19. An apparatus for synthesizing a multi-channel audio signal, having a plurality of audio output channels, this apparatus comprises: means for applying a parametric audio decoding technique, to generate a first subset of audio output channels for a first frequency region; and means for applying the parametric audio decoding technique, to generate a second subset of audio output channels for a second frequency region; wherein the second frequency region is different from the first frequency region; and the second subset is different from the first subset.
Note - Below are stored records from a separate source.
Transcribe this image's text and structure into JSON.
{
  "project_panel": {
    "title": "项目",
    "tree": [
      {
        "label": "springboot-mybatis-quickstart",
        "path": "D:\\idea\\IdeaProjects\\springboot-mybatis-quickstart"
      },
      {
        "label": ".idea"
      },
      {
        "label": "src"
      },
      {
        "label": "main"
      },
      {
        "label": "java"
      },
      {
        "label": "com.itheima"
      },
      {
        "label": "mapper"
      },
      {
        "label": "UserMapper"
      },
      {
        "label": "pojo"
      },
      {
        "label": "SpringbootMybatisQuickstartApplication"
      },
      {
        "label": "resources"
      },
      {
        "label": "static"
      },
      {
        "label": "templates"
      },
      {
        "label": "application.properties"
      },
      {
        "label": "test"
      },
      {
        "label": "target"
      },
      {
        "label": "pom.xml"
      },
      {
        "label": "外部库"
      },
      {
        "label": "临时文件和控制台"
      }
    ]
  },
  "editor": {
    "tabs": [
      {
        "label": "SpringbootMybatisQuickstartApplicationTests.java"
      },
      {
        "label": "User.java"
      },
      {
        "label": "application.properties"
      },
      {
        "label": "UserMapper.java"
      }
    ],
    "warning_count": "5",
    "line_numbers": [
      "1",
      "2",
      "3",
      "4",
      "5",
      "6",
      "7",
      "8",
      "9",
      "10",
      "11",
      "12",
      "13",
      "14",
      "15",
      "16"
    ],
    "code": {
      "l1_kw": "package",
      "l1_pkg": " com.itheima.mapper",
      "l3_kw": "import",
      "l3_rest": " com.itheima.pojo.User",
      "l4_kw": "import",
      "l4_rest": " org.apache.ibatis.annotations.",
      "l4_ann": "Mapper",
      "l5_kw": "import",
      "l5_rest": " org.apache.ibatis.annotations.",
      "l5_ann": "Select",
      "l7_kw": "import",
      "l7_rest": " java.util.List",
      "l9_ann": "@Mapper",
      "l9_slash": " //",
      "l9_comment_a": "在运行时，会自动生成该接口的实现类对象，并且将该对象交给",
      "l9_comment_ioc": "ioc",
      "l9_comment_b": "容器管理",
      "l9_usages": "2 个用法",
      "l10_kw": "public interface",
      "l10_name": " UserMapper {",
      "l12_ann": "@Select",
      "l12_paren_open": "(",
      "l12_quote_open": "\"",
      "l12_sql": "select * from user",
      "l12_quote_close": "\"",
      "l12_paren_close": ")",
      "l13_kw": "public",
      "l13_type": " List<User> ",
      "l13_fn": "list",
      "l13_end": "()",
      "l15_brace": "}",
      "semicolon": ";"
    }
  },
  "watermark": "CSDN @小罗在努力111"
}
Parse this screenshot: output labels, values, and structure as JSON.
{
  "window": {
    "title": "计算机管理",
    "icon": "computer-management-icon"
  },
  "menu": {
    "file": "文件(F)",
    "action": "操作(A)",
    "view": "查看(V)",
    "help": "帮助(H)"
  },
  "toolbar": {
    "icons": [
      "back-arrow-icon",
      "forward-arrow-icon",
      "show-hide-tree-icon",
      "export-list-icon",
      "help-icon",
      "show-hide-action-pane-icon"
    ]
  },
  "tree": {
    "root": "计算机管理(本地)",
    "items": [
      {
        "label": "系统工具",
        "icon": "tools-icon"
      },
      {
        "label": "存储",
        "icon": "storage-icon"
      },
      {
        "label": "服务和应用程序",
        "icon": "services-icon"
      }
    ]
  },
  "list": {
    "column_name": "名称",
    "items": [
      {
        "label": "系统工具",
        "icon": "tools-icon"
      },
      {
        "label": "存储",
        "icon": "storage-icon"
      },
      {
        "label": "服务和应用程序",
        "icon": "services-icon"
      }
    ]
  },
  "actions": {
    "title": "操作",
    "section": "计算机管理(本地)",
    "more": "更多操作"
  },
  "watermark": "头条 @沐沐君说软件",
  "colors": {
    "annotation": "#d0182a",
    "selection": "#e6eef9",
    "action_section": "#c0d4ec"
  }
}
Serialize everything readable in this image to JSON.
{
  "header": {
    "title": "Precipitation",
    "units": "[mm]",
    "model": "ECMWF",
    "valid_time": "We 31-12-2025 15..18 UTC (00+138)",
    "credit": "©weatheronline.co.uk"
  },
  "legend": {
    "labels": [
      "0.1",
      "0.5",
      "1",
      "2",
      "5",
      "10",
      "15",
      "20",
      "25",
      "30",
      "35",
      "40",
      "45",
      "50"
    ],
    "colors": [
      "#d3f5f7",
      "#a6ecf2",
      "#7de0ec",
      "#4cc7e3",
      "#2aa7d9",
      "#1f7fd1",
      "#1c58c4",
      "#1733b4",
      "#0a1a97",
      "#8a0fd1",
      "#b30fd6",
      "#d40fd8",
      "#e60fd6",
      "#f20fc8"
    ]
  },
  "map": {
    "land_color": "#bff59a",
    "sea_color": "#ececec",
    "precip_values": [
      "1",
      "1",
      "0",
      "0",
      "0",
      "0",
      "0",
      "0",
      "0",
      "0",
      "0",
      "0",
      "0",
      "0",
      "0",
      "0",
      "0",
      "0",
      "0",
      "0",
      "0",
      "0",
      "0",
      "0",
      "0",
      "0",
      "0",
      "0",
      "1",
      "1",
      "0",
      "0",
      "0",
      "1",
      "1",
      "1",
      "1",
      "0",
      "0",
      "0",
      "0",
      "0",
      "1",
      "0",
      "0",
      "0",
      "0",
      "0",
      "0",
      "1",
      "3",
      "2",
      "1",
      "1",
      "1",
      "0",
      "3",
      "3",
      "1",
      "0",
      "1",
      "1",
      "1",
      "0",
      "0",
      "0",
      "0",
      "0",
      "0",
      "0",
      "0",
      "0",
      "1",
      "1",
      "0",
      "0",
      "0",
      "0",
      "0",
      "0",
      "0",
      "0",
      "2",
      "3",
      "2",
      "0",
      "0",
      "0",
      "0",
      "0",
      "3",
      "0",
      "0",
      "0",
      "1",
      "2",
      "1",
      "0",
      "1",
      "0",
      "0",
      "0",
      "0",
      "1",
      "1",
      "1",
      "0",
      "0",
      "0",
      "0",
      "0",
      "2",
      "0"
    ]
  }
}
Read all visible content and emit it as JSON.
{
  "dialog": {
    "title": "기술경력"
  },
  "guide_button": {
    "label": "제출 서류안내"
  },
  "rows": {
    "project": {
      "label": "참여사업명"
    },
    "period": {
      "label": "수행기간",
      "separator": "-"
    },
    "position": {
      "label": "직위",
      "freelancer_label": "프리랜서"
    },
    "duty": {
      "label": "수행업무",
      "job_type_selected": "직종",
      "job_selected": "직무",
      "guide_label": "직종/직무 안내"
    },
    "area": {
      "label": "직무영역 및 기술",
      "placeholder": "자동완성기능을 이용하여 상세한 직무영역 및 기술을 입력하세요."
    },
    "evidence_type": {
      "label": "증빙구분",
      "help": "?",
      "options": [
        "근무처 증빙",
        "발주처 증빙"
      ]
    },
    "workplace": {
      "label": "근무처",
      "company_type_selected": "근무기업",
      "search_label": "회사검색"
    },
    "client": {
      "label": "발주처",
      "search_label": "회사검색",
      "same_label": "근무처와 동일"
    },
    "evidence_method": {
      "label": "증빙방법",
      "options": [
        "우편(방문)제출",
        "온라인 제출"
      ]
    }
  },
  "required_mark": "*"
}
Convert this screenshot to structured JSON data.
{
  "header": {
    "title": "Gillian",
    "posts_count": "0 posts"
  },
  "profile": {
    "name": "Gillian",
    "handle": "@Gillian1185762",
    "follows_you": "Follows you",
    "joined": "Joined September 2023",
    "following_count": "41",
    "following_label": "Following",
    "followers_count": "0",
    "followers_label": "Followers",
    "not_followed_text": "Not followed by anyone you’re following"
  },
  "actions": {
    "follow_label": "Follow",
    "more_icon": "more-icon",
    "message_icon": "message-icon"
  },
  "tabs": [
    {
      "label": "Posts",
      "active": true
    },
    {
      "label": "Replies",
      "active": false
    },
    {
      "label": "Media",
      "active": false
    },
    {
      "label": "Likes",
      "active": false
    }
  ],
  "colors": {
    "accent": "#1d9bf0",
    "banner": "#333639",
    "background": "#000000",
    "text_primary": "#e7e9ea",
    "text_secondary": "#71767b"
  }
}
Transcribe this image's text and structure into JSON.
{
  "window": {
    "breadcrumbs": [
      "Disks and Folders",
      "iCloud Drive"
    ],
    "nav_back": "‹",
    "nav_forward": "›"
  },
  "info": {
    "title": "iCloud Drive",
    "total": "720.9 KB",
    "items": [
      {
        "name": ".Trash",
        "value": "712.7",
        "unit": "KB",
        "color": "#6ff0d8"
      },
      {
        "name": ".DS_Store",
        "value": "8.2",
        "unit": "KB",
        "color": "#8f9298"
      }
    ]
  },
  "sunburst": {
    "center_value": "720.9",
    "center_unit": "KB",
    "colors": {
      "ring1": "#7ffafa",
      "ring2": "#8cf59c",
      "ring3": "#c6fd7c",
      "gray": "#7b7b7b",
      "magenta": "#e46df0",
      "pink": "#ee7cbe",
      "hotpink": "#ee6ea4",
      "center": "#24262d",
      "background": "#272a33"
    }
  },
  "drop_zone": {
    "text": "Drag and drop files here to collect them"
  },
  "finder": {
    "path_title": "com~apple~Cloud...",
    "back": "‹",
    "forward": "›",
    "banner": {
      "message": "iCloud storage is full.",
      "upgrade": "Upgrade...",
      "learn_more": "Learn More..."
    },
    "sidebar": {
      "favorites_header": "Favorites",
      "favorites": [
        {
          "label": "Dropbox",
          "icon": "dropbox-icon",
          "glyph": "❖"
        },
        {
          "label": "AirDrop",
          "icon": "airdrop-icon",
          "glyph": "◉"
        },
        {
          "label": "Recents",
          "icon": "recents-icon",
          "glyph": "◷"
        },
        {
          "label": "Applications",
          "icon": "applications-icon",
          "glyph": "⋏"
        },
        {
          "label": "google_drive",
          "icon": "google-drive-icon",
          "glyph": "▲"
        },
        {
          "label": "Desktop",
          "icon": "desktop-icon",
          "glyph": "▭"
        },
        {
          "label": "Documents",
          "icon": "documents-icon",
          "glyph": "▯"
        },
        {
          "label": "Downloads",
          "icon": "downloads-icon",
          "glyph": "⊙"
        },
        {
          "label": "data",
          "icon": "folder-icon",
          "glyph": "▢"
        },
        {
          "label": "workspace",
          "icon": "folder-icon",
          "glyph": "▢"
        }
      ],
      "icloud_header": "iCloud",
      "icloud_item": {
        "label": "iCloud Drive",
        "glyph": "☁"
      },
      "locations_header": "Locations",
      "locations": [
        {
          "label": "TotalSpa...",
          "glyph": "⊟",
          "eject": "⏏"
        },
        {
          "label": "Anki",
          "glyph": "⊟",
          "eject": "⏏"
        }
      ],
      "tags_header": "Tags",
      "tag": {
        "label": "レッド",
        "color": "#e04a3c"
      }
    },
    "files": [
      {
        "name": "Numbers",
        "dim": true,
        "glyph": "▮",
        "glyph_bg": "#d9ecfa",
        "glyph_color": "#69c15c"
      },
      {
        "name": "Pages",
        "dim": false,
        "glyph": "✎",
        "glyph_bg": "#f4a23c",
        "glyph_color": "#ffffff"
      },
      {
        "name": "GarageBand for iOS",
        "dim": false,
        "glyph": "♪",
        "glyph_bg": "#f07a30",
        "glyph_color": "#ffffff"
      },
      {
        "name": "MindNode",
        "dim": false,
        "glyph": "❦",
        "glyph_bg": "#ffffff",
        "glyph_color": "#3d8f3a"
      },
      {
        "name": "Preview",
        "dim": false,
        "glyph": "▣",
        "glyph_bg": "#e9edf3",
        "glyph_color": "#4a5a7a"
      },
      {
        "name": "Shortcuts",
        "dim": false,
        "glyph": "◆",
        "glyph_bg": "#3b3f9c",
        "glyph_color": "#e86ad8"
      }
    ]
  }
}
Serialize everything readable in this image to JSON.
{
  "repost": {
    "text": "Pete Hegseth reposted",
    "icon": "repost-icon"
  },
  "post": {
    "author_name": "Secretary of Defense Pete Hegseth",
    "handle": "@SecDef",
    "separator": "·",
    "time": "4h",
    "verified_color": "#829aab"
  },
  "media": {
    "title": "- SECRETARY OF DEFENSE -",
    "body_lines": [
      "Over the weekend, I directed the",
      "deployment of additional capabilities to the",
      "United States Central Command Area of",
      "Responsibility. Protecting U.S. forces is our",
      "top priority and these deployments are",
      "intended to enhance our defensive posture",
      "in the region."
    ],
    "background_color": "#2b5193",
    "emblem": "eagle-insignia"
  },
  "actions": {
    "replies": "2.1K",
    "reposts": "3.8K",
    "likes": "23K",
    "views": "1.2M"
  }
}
20. A parametric audio decoder, which comprises: a parametric audio processor, adapted to generate parametric encodings; and a synthesizer, adapted to apply the parametric codes in one or more combined channels, to generate: (1) A first subset of audio output channels of an audio signal of multiple channels in a first frequency region; and (2) A second subset of audio output channels of the multi-channel audio signal, in a second frequency region, wherein the second frequency region is different from the first frequency region, and the second subset is different from the first subset.
21. . The invention of claim 20, wherein the parametric codes are BCC codes.
22. The invention of claim 20, wherein the multi-channel audio signal is a rolling sonic signal, having a plurality of regular channels and at least one LFE channel; the first subset includes all the audio output channels; the first frequency region corresponds to the subbands at or below a specified cutoff frequency; the second subset excludes the LFE channel; Y the second frequency region corresponds to the subbands above the cutoff frequency.